In our experiments, hydrogen molecules (H₂) were ionized using a pair of attosecond pulses in combination with a longer infrared pulse, leading to the production of an H₂⁺ ion and a photoelectron, i.e. the two particles that may be entangled. The purpose of the experiment, as in most attosecond experiments, was the observation of ultrafast electron dynamics, in this particular case ultrafast motion of the hole left behind in the H₂ molecule after departure of the photoelectron. The observation of such dynamics requires the existence of electronic coherences in the residual H₂⁺ molecular, meaning that the remaining electron in the H₂⁺ ion cannot be assigned to a specific quantum state, but is in a superposition of two quantum states, with a well-defined phase relationship between them. More specifically, the experiment measured on which side of the molecule the hole remained at the end of the experiment, when the H₂⁺ dissociated into the combination of a neutral H-atom (containing the single remaining bound electron) and an H⁺ ion (containing the hole left behind by the photoelectron). Interestingly, the experiment and the accompanying theoretical calculations showed that the ability to observe the hole dynamics or, equivalently, the coherent electron dynamics in the H₂⁺ ion, depends on the delay between the pair of attosecond pulses that ionize the neutral H₂ molecule, which in turn modifies the degree of entanglement between the H₂⁺ ion and the photoelectron.

The figure shows the main outcome of the experiment and the theoretical calculations. By varying the delay between the pair of attosecond pulses and an infrared pulse, an oscillation was observed in the position where the hole was preferentially observed at the end of the experiment. The amplitude of this oscillation (i.e. the degree to which preferential hole localization at the end of the experiment could be achieved, that is to say the degree of coherence) depends on the delay between the two attosecond pulses. The figure shows that entanglement in the of H₂⁺ ion + photoelectron systems occurs at the expense of the electronic coherence in the remaining H₂⁺ molecular ion, thus allowing one to control this coherence by just varying the delay between the pulses.

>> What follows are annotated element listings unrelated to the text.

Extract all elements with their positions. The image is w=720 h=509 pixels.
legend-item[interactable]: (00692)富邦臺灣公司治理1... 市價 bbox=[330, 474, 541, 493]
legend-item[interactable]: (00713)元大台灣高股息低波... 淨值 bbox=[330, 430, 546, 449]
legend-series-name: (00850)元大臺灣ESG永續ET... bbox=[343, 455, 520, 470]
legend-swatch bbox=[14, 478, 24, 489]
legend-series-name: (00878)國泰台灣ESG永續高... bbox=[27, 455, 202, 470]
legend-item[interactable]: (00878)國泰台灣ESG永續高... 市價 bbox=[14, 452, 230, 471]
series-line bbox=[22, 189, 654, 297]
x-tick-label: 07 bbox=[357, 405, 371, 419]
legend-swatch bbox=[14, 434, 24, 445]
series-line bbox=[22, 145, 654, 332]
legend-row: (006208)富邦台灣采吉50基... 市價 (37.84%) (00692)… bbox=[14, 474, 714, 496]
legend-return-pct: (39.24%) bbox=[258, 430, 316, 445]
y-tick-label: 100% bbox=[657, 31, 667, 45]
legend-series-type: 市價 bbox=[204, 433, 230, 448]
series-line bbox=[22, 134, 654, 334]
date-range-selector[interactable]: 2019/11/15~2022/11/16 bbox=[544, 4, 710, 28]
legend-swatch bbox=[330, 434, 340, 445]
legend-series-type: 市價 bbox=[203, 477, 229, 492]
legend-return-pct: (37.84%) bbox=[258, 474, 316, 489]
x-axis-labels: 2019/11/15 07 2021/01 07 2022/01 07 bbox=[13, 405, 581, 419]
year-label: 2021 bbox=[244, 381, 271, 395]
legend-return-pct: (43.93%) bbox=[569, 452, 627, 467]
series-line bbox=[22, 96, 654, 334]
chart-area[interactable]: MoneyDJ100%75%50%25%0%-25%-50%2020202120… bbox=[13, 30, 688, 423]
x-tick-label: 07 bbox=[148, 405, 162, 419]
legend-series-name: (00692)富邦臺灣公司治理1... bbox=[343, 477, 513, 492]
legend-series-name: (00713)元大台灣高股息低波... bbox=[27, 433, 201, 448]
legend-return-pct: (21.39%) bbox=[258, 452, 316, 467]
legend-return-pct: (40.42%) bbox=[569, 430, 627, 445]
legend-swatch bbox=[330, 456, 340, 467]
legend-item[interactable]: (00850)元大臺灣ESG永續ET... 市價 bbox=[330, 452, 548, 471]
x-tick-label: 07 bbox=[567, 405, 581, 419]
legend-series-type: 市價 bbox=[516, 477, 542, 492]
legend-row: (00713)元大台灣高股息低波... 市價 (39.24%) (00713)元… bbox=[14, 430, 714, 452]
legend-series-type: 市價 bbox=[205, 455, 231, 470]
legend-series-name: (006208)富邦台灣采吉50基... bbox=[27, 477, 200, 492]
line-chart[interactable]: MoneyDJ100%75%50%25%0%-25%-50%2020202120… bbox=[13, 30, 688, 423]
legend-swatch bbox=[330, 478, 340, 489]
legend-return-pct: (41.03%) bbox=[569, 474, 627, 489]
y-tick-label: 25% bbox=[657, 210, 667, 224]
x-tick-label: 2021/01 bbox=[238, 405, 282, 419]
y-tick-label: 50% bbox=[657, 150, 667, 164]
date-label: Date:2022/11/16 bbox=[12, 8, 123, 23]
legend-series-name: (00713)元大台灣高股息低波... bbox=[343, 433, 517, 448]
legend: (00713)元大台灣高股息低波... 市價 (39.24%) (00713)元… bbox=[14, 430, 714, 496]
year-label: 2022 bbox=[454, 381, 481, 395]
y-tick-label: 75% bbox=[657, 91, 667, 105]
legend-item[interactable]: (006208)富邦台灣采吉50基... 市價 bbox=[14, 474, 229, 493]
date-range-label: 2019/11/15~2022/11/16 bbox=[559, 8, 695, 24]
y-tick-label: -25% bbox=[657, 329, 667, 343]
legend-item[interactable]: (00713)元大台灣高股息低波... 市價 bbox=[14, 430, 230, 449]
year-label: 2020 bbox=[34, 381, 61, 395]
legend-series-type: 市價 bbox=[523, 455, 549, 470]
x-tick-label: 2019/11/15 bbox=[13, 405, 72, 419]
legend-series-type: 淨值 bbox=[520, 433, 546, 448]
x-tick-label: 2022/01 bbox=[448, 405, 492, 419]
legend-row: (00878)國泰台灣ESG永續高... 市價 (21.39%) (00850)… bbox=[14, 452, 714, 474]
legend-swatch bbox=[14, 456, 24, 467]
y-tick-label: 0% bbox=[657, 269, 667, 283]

The present work thus opens the way to manipulating coherences and entanglement in more complex molecular system by acting on the attosecond time scale with different combinations of attosecond and few-femtosecond pulses. This could be useful to increase (or decrease) the degree of quantum entanglement in molecular systems whenever this is required, which may be relevant for further development of quantum information technologies.